Greitzer: Adding to that point, as marketers challenge agency relationships, they are grappling with their approach to
programmatic from both a service and technology standpoint. They are choosing between traditional agency relationships, self-service tech platforms or perhaps something in between. The industry is
reshaping itself around those decisions. It’s a fascinating development, with industry-wide implications.
3. Mobile video will be the fastest-growing area of programmatic media.
Muldoon: The fastest-growing areas are mobile and video, but of particular interest is the combination of both: mobile video. It seems like mobile video is becoming the ideal
mobile experience. Additionally, programmatic TV could grow fast relative to where it is today.
4. Marketers will get better at understanding cross-screen/cross-device
behavior.
Greitzer: Marketers need a common understanding of how they are reaching consumers across screens and devices. And that goes beyond understanding who they’re
reaching; they must also be able to attribute activity across screens. That’s still a challenge today, but it’s getting better with the development of cross-device tracking.
The
ability to understand consumer interactions with marketing messages — and consumer behavior across devices — is still sort of in its adolescence, but we are going to see it develop rapidly
in 2016. I might even say that this will be the story of 2016.

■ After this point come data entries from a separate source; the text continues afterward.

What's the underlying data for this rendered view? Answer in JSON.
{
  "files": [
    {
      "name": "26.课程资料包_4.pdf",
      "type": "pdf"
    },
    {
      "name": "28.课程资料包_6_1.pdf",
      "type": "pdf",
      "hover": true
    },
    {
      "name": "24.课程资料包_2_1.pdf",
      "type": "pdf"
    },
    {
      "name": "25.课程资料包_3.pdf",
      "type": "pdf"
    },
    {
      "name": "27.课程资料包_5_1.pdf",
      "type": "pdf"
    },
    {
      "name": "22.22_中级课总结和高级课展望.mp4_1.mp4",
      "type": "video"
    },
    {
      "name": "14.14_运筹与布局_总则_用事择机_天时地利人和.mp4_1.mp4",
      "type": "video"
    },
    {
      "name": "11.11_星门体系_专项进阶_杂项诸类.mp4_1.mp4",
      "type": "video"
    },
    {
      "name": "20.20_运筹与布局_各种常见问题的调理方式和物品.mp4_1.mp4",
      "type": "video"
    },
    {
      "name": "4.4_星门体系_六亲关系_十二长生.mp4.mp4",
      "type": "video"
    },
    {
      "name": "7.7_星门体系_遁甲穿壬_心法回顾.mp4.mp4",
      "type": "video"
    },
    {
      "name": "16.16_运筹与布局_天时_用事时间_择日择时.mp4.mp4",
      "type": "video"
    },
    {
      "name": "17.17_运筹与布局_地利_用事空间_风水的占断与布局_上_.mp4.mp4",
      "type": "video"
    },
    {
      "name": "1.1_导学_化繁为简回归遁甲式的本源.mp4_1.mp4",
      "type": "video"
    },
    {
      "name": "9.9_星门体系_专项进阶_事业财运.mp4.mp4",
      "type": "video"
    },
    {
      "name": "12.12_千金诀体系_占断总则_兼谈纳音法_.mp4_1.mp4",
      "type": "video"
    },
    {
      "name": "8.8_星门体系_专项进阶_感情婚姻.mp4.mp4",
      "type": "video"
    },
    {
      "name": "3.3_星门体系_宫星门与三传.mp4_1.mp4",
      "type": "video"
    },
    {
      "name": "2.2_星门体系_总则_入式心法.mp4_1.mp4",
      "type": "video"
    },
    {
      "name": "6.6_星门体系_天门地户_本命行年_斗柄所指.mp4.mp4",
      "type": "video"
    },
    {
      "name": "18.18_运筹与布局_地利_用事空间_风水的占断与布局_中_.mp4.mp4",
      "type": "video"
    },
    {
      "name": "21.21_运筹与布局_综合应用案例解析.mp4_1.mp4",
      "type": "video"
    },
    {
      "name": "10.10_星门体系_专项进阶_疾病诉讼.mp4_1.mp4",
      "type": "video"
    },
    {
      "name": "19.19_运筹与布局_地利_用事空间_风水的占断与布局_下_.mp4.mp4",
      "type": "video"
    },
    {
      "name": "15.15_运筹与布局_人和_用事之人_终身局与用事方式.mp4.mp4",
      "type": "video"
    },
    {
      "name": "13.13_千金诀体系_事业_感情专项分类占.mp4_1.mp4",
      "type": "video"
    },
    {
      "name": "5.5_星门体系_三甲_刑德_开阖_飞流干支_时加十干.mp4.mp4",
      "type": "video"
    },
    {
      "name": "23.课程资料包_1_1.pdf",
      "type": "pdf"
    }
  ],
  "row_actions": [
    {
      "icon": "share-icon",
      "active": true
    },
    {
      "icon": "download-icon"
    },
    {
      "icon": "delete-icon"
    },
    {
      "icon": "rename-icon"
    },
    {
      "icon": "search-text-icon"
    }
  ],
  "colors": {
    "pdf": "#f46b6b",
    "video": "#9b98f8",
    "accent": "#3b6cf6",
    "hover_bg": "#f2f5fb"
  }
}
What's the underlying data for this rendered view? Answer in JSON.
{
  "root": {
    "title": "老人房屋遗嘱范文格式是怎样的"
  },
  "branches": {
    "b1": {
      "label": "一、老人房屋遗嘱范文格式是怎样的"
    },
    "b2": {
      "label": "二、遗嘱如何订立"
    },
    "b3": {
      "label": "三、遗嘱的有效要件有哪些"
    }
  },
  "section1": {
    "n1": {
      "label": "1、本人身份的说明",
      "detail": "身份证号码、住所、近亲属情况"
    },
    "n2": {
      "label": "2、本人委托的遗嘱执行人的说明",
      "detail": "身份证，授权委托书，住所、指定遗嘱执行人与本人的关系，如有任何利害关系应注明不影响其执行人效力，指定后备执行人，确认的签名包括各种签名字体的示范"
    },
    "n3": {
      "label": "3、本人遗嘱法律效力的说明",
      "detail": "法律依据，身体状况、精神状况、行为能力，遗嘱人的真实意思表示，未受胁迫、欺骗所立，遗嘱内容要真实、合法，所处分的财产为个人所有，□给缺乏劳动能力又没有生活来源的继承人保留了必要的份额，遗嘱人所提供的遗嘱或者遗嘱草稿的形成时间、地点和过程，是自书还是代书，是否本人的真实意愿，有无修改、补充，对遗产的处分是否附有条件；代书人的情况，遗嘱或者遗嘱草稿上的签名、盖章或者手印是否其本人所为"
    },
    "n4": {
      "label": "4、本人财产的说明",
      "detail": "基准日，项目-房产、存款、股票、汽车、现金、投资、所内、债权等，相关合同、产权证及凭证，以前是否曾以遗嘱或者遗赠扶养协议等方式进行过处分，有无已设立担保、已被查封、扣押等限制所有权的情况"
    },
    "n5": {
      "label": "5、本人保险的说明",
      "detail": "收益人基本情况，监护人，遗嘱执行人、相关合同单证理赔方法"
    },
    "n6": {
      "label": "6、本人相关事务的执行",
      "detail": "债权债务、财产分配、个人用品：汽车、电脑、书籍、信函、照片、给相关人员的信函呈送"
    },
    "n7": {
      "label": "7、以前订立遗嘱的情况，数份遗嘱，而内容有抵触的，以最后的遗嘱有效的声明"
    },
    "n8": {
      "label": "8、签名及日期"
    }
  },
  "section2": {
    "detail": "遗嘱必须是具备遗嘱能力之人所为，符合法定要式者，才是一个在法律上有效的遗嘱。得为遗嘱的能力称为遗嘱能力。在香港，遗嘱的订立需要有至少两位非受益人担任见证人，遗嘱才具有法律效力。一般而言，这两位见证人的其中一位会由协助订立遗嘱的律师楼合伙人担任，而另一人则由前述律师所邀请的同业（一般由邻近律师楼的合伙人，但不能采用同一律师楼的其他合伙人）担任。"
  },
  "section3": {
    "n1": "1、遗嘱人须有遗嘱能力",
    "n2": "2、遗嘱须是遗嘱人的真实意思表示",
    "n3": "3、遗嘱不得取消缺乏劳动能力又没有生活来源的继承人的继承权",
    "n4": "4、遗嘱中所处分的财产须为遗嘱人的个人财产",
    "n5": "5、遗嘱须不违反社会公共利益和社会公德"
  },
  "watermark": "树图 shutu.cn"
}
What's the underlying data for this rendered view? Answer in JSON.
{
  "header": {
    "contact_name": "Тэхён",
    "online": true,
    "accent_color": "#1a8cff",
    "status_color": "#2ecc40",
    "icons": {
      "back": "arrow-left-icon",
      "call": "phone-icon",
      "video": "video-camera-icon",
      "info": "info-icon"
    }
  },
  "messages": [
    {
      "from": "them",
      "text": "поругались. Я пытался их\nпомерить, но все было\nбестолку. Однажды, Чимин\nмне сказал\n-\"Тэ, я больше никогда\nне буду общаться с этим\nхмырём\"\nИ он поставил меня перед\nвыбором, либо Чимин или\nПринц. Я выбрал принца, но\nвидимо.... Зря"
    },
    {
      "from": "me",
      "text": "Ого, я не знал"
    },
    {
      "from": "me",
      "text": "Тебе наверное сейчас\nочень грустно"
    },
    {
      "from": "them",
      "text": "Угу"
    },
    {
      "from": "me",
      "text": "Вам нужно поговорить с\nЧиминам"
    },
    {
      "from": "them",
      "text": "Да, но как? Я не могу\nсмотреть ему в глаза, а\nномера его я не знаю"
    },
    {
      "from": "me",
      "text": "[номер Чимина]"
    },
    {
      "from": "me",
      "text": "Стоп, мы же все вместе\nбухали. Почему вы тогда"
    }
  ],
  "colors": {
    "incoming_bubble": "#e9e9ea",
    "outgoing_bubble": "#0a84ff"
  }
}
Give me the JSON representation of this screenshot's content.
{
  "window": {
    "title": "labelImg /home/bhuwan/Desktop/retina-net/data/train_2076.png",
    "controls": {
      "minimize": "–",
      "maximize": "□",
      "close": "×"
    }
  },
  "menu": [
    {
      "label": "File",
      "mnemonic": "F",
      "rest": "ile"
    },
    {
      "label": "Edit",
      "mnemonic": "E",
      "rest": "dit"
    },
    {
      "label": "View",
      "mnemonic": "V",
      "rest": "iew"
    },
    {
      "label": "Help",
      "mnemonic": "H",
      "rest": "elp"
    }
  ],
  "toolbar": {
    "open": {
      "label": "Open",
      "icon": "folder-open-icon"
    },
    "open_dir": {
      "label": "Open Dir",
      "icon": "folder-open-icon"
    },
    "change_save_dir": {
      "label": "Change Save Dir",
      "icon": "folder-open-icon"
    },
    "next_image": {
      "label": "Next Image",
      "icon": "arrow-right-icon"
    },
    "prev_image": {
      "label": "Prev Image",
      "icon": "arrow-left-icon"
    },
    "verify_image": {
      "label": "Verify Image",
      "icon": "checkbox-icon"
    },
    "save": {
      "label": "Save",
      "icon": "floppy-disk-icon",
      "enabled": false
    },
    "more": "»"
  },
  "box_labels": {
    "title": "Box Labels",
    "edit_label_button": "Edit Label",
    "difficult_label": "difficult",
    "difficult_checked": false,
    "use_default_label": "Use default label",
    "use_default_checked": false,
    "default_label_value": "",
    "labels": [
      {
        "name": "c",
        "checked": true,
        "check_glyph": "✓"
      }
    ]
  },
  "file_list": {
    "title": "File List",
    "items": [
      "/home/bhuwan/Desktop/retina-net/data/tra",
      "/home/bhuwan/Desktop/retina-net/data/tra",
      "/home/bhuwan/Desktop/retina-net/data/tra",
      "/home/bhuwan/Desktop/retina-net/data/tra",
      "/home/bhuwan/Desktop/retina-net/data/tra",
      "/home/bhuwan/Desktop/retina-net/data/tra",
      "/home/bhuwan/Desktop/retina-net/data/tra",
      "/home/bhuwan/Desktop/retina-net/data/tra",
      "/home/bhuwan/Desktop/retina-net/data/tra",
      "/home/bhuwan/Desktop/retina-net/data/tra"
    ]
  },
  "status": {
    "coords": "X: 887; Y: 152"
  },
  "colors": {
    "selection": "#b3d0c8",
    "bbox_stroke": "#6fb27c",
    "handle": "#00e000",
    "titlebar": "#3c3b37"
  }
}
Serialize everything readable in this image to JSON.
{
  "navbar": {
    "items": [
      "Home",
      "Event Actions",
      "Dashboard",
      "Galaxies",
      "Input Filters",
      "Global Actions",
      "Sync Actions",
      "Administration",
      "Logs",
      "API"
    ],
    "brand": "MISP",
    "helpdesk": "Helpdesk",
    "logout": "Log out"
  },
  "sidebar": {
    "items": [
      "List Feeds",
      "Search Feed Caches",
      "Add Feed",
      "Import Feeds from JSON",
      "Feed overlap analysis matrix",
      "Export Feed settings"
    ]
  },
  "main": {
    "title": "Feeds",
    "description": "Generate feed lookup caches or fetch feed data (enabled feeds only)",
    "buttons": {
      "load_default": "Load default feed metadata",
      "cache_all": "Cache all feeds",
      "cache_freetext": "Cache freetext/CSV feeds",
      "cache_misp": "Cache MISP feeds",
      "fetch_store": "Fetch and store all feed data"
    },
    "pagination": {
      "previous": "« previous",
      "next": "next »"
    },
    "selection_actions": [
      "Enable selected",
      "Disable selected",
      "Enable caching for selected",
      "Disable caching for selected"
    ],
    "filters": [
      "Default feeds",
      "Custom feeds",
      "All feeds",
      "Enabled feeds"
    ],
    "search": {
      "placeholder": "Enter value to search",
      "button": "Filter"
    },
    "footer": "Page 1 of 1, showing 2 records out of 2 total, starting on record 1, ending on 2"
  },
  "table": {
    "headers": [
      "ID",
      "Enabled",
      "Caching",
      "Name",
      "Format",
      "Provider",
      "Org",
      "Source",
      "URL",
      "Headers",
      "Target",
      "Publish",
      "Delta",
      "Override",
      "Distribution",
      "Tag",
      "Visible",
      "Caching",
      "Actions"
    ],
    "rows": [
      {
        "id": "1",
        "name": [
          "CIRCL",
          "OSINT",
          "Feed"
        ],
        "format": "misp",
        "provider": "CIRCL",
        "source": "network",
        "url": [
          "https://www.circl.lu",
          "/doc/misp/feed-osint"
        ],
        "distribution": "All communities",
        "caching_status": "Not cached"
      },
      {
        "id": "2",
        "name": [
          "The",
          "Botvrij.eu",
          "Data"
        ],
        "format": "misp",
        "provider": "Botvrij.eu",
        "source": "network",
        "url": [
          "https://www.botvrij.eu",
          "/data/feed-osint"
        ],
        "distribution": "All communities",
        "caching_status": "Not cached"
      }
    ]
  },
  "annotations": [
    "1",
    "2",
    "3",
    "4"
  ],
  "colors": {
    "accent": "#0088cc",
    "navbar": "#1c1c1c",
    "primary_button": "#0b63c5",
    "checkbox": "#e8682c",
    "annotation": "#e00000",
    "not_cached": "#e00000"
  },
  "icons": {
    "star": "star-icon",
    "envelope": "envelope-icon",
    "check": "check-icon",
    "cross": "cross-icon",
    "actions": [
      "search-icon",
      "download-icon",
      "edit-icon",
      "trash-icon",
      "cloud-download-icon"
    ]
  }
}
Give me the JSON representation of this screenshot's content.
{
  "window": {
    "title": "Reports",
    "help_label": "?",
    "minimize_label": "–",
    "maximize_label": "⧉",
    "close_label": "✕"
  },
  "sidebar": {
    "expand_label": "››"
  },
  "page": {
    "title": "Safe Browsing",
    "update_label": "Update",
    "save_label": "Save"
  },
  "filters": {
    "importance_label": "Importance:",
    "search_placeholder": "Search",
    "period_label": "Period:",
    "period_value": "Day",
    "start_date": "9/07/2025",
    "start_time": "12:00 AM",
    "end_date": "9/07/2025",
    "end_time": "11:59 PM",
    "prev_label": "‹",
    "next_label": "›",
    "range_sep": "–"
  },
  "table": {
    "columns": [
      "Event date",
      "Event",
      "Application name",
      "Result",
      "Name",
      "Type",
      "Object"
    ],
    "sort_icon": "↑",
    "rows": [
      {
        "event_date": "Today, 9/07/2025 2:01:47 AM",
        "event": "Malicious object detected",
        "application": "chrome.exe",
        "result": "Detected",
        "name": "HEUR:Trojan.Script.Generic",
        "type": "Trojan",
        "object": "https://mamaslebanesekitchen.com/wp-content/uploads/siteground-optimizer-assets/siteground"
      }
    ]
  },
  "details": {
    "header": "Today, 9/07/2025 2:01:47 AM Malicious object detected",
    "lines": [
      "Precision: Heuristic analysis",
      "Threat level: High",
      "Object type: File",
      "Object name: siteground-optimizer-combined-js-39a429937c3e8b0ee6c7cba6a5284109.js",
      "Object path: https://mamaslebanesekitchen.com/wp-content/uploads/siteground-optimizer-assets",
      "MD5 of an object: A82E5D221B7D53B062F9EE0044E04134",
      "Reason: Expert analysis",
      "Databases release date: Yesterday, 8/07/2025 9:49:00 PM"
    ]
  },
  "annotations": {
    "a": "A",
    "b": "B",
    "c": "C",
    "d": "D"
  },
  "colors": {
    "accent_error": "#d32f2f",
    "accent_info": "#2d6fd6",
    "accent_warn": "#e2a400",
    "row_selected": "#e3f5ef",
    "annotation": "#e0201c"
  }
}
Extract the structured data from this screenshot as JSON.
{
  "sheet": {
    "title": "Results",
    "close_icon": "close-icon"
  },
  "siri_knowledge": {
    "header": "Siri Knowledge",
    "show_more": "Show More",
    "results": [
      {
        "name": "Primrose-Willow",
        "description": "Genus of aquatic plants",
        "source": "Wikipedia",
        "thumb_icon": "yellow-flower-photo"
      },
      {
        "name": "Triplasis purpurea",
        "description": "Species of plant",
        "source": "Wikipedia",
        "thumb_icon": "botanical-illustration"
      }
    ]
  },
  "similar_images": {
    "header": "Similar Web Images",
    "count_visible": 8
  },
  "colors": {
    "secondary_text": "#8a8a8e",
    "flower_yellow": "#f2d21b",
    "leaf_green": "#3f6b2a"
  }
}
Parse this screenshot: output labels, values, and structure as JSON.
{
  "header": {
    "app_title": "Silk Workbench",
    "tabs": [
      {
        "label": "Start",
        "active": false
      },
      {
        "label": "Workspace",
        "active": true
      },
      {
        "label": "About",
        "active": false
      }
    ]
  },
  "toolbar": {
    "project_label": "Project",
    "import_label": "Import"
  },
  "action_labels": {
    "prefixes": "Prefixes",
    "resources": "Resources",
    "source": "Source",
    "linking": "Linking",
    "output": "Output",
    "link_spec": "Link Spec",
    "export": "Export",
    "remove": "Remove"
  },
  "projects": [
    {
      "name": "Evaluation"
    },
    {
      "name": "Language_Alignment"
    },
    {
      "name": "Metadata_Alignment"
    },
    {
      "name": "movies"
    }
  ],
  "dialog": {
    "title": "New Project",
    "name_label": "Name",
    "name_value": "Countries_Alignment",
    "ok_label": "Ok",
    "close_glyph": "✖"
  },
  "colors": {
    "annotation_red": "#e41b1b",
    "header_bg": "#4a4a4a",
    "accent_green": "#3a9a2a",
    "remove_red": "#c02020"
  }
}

Muldoon: I agree. As an industry, we need to continue to advance the ways in which we measure audience engagement across
screens, whether it’s in a deterministic or probabilistic manner — or a combination of both. We need to dismantle siloed ad spending; this will help marketers better understand the impact
of their media investments. That’s what needs to happen.
Meanwhile, we'll continue to experiment with deterministic, probabilistic and hybrid matching to help marketers recognize that
there’s a rational story behind the fragmented way in which consumers ingest media.